Trzebinski doesn't fault Beryl Markham for pursuing many lovers, though she was more sexually aggressive than even the free-and-easy standards of colonial Kenya could easily accommodate. Beryl's lovers themselves, she notes, never seemed to complain. They appreciated her directness, and her refusal to cling or sulk when she didn't get her way. But Beryl's seductions were accompanied if not driven by a contempt for other women that was often unsavory. Beryl named one of her dogs Tania -- the nickname of Karen Blixen -- because it was "a little bitch with short legs."

That term was more often applied to Beryl herself, even by Hemingway in his famous letter praising West with the Night. "I knew her fairly well in Africa and never would have suspected that she could and would put pen to paper except to write in her flyer's logbook," Hemingway wrote. "But this girl who is to my knowledge very unpleasant and we might even say a high-grade bitch can write rings around all of us who consider ourselves as writers."

How unpleasant could Beryl Markham be? Well -- she shunned her only son so effectively that few people even knew he existed. She vandalized the cars of lovers whose attention was straying, to keep them from leaving her. She stole short stories from a South African writer who had hired her as a typist, and tried to pass them off as her own. (Some silk shirts and scarves also disappeared.) As an "irascible old stick" in South Africa, she tormented the jockeys working under her. Trzebinski also suggests that she may have achieved her phenomenal record as a trainer in Kenya by drugging her horses with an African bark extract known as seketet.

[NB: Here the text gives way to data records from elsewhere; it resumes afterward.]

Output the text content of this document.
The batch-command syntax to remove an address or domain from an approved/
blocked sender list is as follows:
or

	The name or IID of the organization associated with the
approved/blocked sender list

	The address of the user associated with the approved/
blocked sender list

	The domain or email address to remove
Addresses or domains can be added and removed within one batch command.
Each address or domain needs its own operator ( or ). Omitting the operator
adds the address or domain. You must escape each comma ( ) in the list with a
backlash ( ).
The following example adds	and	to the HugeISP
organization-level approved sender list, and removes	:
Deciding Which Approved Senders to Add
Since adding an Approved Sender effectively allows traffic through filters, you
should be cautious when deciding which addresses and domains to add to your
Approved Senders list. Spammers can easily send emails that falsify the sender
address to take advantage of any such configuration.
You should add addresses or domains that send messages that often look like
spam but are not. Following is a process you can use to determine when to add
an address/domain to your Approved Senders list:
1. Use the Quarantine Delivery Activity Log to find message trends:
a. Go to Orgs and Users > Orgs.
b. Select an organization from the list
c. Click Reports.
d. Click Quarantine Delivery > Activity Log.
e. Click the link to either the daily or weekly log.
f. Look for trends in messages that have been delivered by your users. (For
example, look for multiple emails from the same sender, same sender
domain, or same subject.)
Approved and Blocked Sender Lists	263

This new biography strengthens the long-standing argument that West with the Night, the memoir by which most people know Beryl Markham, was actually written by Raoul Schumacher, Beryl's husband at the time, who happened to be a professional ghost writer. Trzebinski tells us she had once dismissed this notion, but that further research changed her mind. Quietly, she builds a devastating case against Beryl's authorship, citing her scanty education, her lack of interest in writing or reading, Schumacher's comments to friends at the time West with the Night was being written, and the opinions of various friends and acquaintances who considered Beryl Markham virtually illiterate. "If you believe that Beryl wrote that book," said one, "then you probably believe in Santa Claus and that there are fairies at the bottom of your garden."

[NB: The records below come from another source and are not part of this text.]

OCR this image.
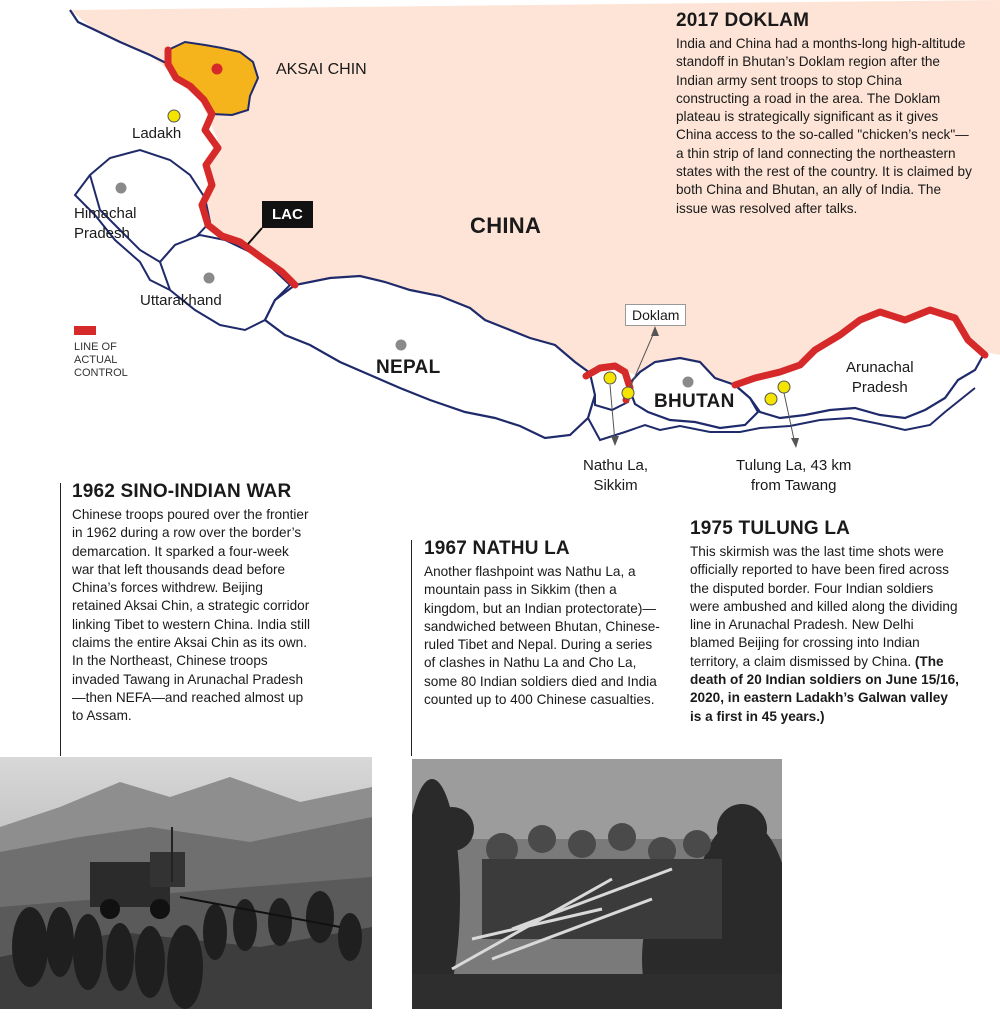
AKSAI CHIN
Ladakh
Himachal
Pradesh
Uttarakhand
Arunachal
Pradesh
CHINA
NEPAL
BHUTAN
LAC
Doklam
Nathu La,
Sikkim
Tulung La, 43 km
from Tawang
LINE OF
ACTUAL
CONTROL
2017 DOKLAM

India and China had a months-long high-altitude standoff in Bhutan’s Doklam region after the Indian army sent troops to stop China constructing a road in the area. The Doklam plateau is strategically significant as it gives China access to the so-called "chicken’s neck"—a thin strip of land connecting the northeastern states with the rest of the country. It is claimed by both China and Bhutan, an ally of India. The issue was resolved after talks.

1962 SINO-INDIAN WAR

Chinese troops poured over the frontier in 1962 during a row over the border’s demarcation. It sparked a four-week war that left thousands dead before China’s forces withdrew. Beijing retained Aksai Chin, a strategic corridor linking Tibet to western China. India still claims the entire Aksai Chin as its own. In the Northeast, Chinese troops invaded Tawang in Arunachal Pradesh—then NEFA—and reached almost up to Assam.

1967 NATHU LA

Another flashpoint was Nathu La, a mountain pass in Sikkim (then a kingdom, but an Indian protectorate)—sandwiched between Bhutan, Chinese-ruled Tibet and Nepal. During a series of clashes in Nathu La and Cho La, some 80 Indian soldiers died and India counted up to 400 Chinese casualties.

1975 TULUNG LA

This skirmish was the last time shots were officially reported to have been fired across the disputed border. Four Indian soldiers were ambushed and killed along the dividing line in Arunachal Pradesh. New Delhi blamed Beijing for crossing into Indian territory, a claim dismissed by China. (The death of 20 Indian soldiers on June 15/16, 2020, in eastern Ladakh’s Galwan valley is a first in 45 years.)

The world of West with the Night is a seductive one, as evidenced by its status as an enormous best-seller. A highly romantic story told in lyrical, sometimes purple prose, it captures the myth the settlers of Kenya created around themselves in the days when they believed that Kenya would always be the white man's country. Surrounded by natural beauty, freedom of action, and great economic opportunity, the settlers began to see themselves as larger than life. Shooting a lion, winning a horse race, or landing a small plane on a remote bush airstrip became not just feats of skill but heroic deeds. In West with the Night, Africans themselves have strictly supporting roles: as childhood companions, figures of fun, or loyal servants who talk like Old Testament prophets. But despite its flaws, the book uses the genuinely dramatic material of Beryl Markham's life to create an intoxicating impression of freedom and adventure.

The Lives of Beryl Markham dispels many of the illusions created by West with the Night. Whether readers will appreciate that is another question. The illusions are more attractive than this portrait of a thorny, headstrong, sometimes dishonest, and deeply self-centered woman.


Published in the Boston Sunday Globe, September 5, 1993.